Welcome to Lützerath, the last hamlet before the 3,200 hectare Garzweiler open pit coal mine in North Rhine-Westphalia. For two years, “Lützi” has become a symbol of the climate movement in Germany. To block the advance of the mine, activists – between 50 and 100 people, depending on the season – permanently occupy the village. They set up camp on the land of Eckardt Heukamp, the last farmer to refuse to leave the fertile lands of his parents. At the end of September, after a long battle, the courts finally authorized the transfer of ownership of his farm to the energy company RWE. For Lützerath, the end is near. On November 10, the group specified that the evacuation of the village must occur ” this winter “.

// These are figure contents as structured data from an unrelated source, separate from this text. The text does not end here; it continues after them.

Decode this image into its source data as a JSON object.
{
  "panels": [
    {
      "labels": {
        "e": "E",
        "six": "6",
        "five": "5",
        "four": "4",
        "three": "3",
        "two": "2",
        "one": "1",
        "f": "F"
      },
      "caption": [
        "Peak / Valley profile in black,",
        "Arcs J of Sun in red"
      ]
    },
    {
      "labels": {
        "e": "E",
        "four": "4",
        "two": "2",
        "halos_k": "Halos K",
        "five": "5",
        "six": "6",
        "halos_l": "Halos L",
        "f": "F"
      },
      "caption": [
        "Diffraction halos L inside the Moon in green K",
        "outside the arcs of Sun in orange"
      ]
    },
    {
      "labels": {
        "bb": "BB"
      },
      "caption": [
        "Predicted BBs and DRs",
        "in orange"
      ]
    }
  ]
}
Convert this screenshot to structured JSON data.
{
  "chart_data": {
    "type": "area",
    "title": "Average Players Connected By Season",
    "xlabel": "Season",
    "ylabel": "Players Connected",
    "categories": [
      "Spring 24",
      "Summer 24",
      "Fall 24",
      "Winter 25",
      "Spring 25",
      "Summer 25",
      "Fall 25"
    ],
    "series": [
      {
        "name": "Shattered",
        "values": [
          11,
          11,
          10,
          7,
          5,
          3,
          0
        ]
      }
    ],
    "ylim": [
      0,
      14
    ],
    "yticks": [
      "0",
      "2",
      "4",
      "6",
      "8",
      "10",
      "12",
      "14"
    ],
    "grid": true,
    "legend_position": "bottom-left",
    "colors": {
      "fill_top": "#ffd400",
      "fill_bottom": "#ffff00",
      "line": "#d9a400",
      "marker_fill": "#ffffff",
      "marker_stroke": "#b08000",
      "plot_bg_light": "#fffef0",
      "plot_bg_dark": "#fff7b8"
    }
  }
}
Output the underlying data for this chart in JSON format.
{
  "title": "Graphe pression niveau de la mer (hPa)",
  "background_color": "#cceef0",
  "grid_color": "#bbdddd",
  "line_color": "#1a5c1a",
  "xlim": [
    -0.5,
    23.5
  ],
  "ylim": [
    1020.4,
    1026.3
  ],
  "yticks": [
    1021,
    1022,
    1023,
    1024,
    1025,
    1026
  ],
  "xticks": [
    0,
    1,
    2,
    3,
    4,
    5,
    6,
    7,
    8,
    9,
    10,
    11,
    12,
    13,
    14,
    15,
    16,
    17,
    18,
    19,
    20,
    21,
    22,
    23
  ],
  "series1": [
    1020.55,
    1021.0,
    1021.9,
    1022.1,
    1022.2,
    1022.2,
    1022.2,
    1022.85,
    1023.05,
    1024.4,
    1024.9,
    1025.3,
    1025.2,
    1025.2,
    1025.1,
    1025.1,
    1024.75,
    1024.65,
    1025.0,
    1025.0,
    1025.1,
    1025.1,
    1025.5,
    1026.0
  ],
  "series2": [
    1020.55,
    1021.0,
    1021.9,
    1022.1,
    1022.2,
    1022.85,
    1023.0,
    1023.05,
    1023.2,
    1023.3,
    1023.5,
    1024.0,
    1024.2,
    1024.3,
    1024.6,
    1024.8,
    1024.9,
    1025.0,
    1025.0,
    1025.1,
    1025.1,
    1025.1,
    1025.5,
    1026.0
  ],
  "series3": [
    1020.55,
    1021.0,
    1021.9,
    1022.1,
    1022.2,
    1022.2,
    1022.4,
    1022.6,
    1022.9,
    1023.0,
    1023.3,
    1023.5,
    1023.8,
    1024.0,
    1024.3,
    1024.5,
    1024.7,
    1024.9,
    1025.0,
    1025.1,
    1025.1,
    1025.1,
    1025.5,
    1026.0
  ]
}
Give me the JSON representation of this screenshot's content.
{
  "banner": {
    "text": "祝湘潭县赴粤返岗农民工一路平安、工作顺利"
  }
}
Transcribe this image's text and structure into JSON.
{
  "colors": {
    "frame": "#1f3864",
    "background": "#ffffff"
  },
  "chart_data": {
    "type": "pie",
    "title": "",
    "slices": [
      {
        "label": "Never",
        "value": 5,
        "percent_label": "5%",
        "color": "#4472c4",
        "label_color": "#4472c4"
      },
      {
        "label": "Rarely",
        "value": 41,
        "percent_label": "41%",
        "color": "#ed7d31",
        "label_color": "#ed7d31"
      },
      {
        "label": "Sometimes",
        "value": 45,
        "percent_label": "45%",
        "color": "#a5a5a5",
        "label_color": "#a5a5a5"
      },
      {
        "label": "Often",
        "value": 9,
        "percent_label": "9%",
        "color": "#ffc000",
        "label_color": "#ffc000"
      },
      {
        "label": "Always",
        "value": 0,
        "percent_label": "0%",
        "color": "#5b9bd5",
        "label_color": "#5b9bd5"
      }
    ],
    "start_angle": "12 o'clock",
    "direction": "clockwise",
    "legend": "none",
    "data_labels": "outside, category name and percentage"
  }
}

In this region, local residents have been living for decades with the advance of the mine. RWE digs the ground several tens of meters deep to extract lignite, a coal that emits a lot of CO2, intended to produce electricity. Usually, when a village is on the route of the mine, the company buys the land from the inhabitants, relocates them to new housing estates, transfers the cemeteries, then shaves the constructions and the vegetation, before moving the excavators forward. Dozens of villages have thus disappeared since the beginning of the exploitation of the Rhine mining basin, which has several mines the size of Garzweiler, many of which have been revegetated.
The energy company is a major economic player in this rich and industrialized region. On October 4, RWE announced the signing of a historic agreement with regional Green politicians and the Federal Minister for the Economy and Climate, environmentalist Robert Habeck:. According to RWE and the Greens, 280 million tonnes of coal will thus remain underground. And the last villages that were destined for destruction will be preserved. All but one: Lützerath.